Sydney’s dirtiest beaches are revealed as endless storms turns city’s favourite swimming spots into water ‘diluted with sewage’
- Several of Sydney’s most popular swimming spots have ‘poor’ pollution levels
- NSW Department of Planning and Environment released the water data
- Coogee, Rose Bay and Narrabeen were among Sydney’s dirtiest spots
Authorities have issued a warning to Sydneysiders hoping to take advantage of the sunshine and head to the beach with the city’s endless storms polluting popular swimming spots.
The NSW Department of Planning and Environment released its latest data for the state’s beaches, lakes and lagoons revealing one in five had ‘poor’ or ‘very poor’ water quality.
Among the worst affected was Coogee Beach in the city’s eastern suburbs, Narrabeen Lagoon on the northern beaches and Rose Bay in the CBD.
Several of Sydney’s most popular swimming spots have been deemed ‘poor’ in the latest pollution rating report – including Coogee Beach in the eastern suburbs
The number of polluted beaches doubled in 2022, up from the 2019-2020 report that found one in ten beaches had poor or lower ratings/
Several places saw their ratings fall from ‘fair’ or ‘good’ – including the popular Coogee Beach – which was the only beach in Sydney with a ‘poor’ classification.
Rose Bay beach, Bayview Baths and Northbridge Baths were also downgraded.
Environment Minister James Griffin said the decline was the result of La Nina bringing consistent rainfall.
‘(The water quality rating) is not surprising, given NSW just experienced the wettest summer in a decade and Sydney is experiencing its wettest month on record,’ he told the Sydney Morning Herald.
Narrabeen Lagoon, a body of water that is popular with families, had a ‘poor’ water quality rating
The data comes from the state government’s water testing program Beachwater, which analysed most of the city’s swimming spots between May and September.

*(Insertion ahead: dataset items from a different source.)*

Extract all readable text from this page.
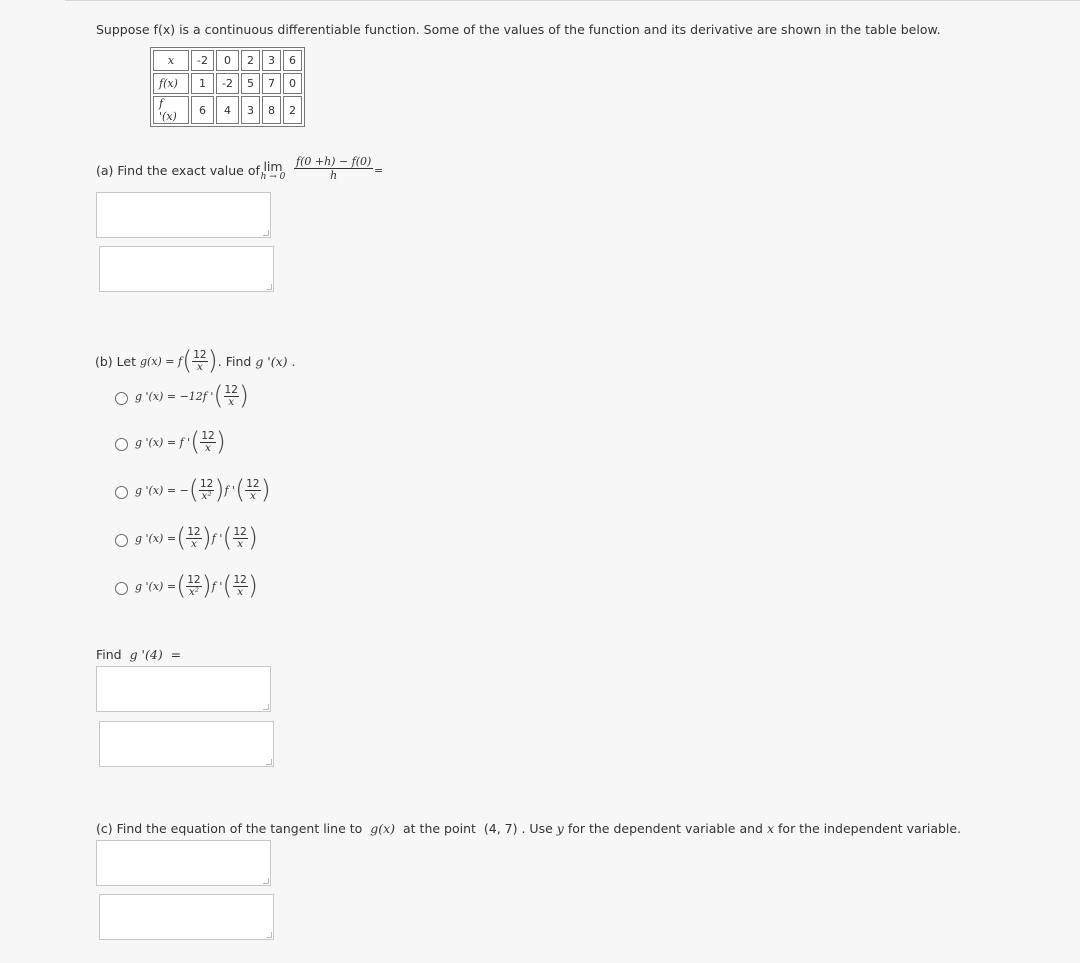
Suppose f(x) is a continuous differentiable function. Some of the values of the function and its derivative are shown in the table below.
x	-2	0	2	3	6
f(x)	1	-2	5	7	0
f '(x)	6	4	3	8	2
(a) Find the exact value of lim
$h \to 0 \frac{f(0 +h) - f(0)}{h}$ =
(b) Let
g(x) = f ( $\frac{12}{x}$ ) . Find
g '(x) .
g '(x) =
−12f ' ( $\frac{12}{x}$ )
g '(x) =
f ' ( $\frac{12}{x}$ )
g '(x) =
− ( $\frac{12}{\text{x²}}$ ) f ' ( $\frac{12}{x}$ )
g '(x) = ( $\frac{12}{x}$ ) f ' ( $\frac{12}{x}$ )
g '(x) = ( $\frac{12}{\text{x²}}$ ) f ' ( $\frac{12}{x}$ )
Find g '(4) =
(c) Find the equation of the tangent line to g(x) at the point (4, 7) . Use y for the dependent variable and x for the independent variable.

Ocean beaches are tested all year, on a weekly basis.
Samples were taken from 214 sites across NSW, including 97 in Sydney.

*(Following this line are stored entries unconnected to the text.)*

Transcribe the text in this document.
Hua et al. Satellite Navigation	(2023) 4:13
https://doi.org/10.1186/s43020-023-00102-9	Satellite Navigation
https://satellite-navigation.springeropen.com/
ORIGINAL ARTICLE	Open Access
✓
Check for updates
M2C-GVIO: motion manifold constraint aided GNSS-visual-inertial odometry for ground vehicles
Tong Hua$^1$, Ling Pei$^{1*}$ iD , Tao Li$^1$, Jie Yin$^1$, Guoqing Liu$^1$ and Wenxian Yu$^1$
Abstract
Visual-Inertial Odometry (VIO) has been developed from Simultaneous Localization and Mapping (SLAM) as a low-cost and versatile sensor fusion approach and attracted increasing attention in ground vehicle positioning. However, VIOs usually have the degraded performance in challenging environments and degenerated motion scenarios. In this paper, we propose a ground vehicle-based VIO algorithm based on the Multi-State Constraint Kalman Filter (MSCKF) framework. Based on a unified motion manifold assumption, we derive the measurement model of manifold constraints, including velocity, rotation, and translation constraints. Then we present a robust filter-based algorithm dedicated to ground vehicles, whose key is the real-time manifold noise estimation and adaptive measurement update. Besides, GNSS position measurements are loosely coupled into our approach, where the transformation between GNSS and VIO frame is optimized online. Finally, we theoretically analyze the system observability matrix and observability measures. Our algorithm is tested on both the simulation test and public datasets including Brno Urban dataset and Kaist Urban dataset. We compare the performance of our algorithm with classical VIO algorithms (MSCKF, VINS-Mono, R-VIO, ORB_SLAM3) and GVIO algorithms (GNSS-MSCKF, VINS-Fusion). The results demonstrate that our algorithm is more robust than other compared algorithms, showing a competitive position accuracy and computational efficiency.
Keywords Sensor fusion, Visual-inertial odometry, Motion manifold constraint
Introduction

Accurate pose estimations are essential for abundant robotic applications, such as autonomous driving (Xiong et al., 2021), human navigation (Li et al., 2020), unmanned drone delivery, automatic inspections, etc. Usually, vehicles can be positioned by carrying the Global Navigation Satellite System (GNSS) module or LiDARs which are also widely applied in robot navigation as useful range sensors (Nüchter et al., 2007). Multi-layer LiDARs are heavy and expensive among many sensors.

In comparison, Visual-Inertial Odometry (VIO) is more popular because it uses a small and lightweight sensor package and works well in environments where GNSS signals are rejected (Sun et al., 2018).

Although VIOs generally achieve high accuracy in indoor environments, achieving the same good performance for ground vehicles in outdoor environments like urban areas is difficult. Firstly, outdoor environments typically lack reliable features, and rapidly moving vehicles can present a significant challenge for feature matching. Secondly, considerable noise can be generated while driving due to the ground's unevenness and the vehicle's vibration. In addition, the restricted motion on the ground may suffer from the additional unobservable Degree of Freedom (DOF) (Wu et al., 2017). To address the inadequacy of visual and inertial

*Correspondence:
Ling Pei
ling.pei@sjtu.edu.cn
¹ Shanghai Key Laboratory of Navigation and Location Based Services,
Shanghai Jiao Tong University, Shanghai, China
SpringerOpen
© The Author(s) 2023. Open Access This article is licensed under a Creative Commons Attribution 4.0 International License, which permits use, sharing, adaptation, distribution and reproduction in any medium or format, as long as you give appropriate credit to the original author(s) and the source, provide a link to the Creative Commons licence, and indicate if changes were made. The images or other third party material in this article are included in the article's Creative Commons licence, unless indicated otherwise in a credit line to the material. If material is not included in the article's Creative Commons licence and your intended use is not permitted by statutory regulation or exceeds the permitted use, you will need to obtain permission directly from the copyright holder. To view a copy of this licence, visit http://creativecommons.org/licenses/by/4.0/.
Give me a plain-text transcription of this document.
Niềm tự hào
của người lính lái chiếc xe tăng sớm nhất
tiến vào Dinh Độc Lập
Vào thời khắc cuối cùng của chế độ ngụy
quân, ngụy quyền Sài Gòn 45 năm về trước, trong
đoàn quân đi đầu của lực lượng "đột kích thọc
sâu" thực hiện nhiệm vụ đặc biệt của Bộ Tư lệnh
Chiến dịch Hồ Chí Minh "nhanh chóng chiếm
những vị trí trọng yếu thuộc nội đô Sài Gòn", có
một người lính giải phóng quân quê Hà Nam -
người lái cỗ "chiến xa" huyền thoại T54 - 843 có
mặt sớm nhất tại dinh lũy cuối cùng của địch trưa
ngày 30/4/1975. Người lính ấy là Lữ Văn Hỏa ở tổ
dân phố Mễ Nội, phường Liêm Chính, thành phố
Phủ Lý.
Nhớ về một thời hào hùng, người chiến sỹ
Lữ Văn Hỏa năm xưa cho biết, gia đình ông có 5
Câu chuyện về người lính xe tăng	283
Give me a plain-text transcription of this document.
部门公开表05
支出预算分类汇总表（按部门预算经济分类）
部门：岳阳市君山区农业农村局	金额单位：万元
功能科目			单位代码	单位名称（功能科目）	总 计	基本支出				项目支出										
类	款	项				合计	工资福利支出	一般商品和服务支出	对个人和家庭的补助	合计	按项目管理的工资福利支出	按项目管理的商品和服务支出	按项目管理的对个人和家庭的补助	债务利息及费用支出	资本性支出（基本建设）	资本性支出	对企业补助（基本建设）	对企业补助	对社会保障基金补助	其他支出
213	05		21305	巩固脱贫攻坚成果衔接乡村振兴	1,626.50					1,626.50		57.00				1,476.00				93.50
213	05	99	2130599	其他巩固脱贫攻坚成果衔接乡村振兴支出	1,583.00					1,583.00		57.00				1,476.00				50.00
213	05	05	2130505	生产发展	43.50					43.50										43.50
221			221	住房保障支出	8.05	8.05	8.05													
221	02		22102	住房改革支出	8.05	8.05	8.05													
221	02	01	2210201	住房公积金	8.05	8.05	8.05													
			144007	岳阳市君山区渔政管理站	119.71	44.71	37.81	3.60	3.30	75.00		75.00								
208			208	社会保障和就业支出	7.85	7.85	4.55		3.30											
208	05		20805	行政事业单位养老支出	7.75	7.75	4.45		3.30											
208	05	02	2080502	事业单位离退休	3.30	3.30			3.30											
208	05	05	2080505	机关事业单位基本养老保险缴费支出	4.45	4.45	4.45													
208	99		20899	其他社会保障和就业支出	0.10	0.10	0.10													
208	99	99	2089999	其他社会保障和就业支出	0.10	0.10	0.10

They were tested for enterococci bacteria.
‘Poor’ ratings dictate faecal pollution being discovered at the locations and are not always suitable for swimming.
‘Very poor’ ratings mean it is generally unsafe to swim, with rainfall commonly raising contamination levels.
The testing takes 24 to 48 hours, with no real-time indicators available.
Rose Bay beach also produced a ‘poor’ rating – a spot popular for dogs
Dr Ian Wright from Western Sydney University said Aussies should monitor the Beachwater ratings before swimming this summer.
‘This is really important information, particularly for people that have a weakened immune system or are very young, old or sick,’ he said.
‘Anyone that swims in an estuary or coastal beach near an urban area should know … you just don’t swim for a few days, because it’s very likely that you’re swimming through diluted sewage.’
Swimming in polluted areas carry the risk of contracting gastro, skin infections and even hepatitis A.
Overall, 94 per cent of beaches in NSW scored ‘good’ or ‘very good’ ratings.